Occorre premettere che lo scopo stesso dell’esilio egiziano era quello di “acquisire” le scintille di santità
presenti in quel paese, il luogo più impure del mondo di allora. A tale scopo due erano gli approcci principali:
il primo era quello di definire un luogo sicuro, un confine, con il resto dell’Egitto impuro per il popolo
ebraico, la terra di Gòshen appunto; il secondo approccio prevedeva che il popolo ebraico, attraverso lo
studio della Torà, non si sarebbe mai del tutto assimilato, anche nei tremendi rigori della schiavitù egizia, e
in questo modo avrebbe ottenuto il premio di far giungere il “salvatore” Moshè che avrebbe liberato il
popolo ebraico, facendolo uscire dall’Egitto, portandosi appresso tutte le ricchezze del paese. Ricchezze che
non sono solo materiali, ma che sono soprattutto le scintille di santità nascoste e imprigionate in Egitto, nella
sua cultura idolatra e pagana. Grazie a questo, il popolo ebraico avrebbe finalmente iniziato a rettificare,
elevandole, tutte le nazioni del mondo, il cui numero è secondo la Torà proprio 70.

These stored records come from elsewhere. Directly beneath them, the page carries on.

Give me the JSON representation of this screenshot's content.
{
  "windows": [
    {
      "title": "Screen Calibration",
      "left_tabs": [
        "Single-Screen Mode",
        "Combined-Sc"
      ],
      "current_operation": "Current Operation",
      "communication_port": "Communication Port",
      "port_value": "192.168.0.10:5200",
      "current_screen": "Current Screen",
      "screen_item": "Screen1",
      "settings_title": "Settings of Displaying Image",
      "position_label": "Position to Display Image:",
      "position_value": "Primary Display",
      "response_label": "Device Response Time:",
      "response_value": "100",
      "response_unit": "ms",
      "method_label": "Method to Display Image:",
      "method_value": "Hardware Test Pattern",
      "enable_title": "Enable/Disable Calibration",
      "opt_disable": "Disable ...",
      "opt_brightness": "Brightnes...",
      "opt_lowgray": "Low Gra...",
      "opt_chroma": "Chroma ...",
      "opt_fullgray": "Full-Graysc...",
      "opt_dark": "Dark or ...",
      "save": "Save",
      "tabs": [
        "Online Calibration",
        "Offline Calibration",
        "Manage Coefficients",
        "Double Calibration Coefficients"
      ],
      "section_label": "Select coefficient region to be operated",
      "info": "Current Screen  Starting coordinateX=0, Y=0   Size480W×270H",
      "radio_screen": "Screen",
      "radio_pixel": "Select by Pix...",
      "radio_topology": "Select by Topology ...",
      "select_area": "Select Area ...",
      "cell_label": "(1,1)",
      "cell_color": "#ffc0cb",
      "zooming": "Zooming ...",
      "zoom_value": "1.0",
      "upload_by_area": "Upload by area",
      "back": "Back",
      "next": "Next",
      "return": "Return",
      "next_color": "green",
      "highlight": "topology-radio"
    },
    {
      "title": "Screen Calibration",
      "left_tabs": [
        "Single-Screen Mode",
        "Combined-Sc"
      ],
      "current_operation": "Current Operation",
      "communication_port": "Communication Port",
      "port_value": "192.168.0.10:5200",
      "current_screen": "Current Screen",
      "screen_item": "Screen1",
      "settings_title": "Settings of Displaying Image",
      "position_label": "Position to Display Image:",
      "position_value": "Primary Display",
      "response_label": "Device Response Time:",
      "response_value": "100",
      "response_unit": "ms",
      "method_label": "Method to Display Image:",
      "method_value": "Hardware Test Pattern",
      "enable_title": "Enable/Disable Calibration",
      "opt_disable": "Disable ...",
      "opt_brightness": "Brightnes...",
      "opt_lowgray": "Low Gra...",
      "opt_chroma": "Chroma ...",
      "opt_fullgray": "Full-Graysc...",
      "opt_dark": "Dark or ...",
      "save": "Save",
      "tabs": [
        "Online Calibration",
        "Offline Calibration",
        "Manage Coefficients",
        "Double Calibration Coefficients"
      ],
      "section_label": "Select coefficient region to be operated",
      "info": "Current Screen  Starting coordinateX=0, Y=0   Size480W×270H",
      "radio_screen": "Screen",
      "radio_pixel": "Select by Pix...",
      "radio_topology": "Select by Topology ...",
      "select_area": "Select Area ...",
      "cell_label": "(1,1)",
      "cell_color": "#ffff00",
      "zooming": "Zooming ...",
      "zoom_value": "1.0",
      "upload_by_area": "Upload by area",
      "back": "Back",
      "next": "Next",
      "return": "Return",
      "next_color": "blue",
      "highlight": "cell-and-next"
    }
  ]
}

Il primo brano del libro “Saggezza Quotidiana”, spiega, quindi, come Yossèf, dicendo ai suoi fratelli (di
riferire al loro padre) che Hashèm lo aveva reso signore di tutto l’Egitto, voleva rivelare al padre che solo
ora, dopo che aveva raccolto le ricchezze del mondo (ossia le scintille di santità), l’esilio egiziano poteva
iniziare, poiché il compimento del suo scopo è possibile: quello di elevare il mondo fisico, rivelando la
santità presente in esso.
Quindi ora possiamo iniziare ad intuire l’importanza simbolica del numero 70. Il suo primo fondamentale
significato è che esso rappresenta le 70 nazioni del mondo che il popolo ebraico aveva ed ha il compito di
rettificare. In modo tale che tutte le persone del mondo, ebrei e non ebrei, possano scoprite e riconoscere il
fatto che esiste un solo Dio. Grazie alla diffusione dei principi della Torà tutte le 70 nazioni, attraverso il
rispetto dei precetti noachidi, potranno godere dell’era messianica.
70 Il Segreto
Attraverso le regole della ghematria (l’equivalenza numerica tra le parole ebraiche) possiamo apprendere
come la parola ebraica סוד Sod, “Segreto” ossia lo studio della parte “mistica” e “nascosta” della Torà,
comunemente conosciuta come Cabalà, abbia il valore numerico di 70. La parte esoterica, pur
rappresentando solo uno dei livelli dello studio della Torà, rappresenta in qualche modo il “l’essenza”, il
“cuore” di essa. Solo comprendendo i significati mistici nascosti in ogni frase o lettera della Torà possiamo
collegare (Cabala in ebraico ha anche il significato di “mettere assieme” “parallelo”) veramente ogni cosa a
Dio. Ogni azione o pensiero, per quanto possa sembrare banale o strano, in realtà possiede anche dei
significati mistici nascosti.
Adesso possiamo sicuramente apprezzare meglio il fatto che il secondo brano del libro la “Saggezza
Quotidiana”, come già accennato sopra, non solo ci rivela che il numero dei componenti della famiglia di
Ya’akòv erano 70, ma ci dice anche chi era il settantesimo membro: Yokhèved la figlia di Levì. Quest’ultimo
era il capostipite della famiglia sacerdotale da cui origineranno i Cohanìm e Leviìm, i sacerdoti che
presteranno servizio sia nel Tabernacolo del deserto, sia nei due futuri Templi. In sostanza Levì e i suoi
discendenti rappresentano non solo il legame con Hashèm del popolo ebraico, le sue guide spirituali, ma
anche e soprattutto lo studio della Torà. Come abbiamo detto, per uscire dall’Egitto il popolo ebraico doveva
mantenere vivo il legame con la Torà e i suoi precetti, nonostante il durissimo e lunghissimo esilio egiziano.
Stare semplicemente separati dal resto del popolo egiziano, nella provincia di Gòshen, non sarebbe bastato.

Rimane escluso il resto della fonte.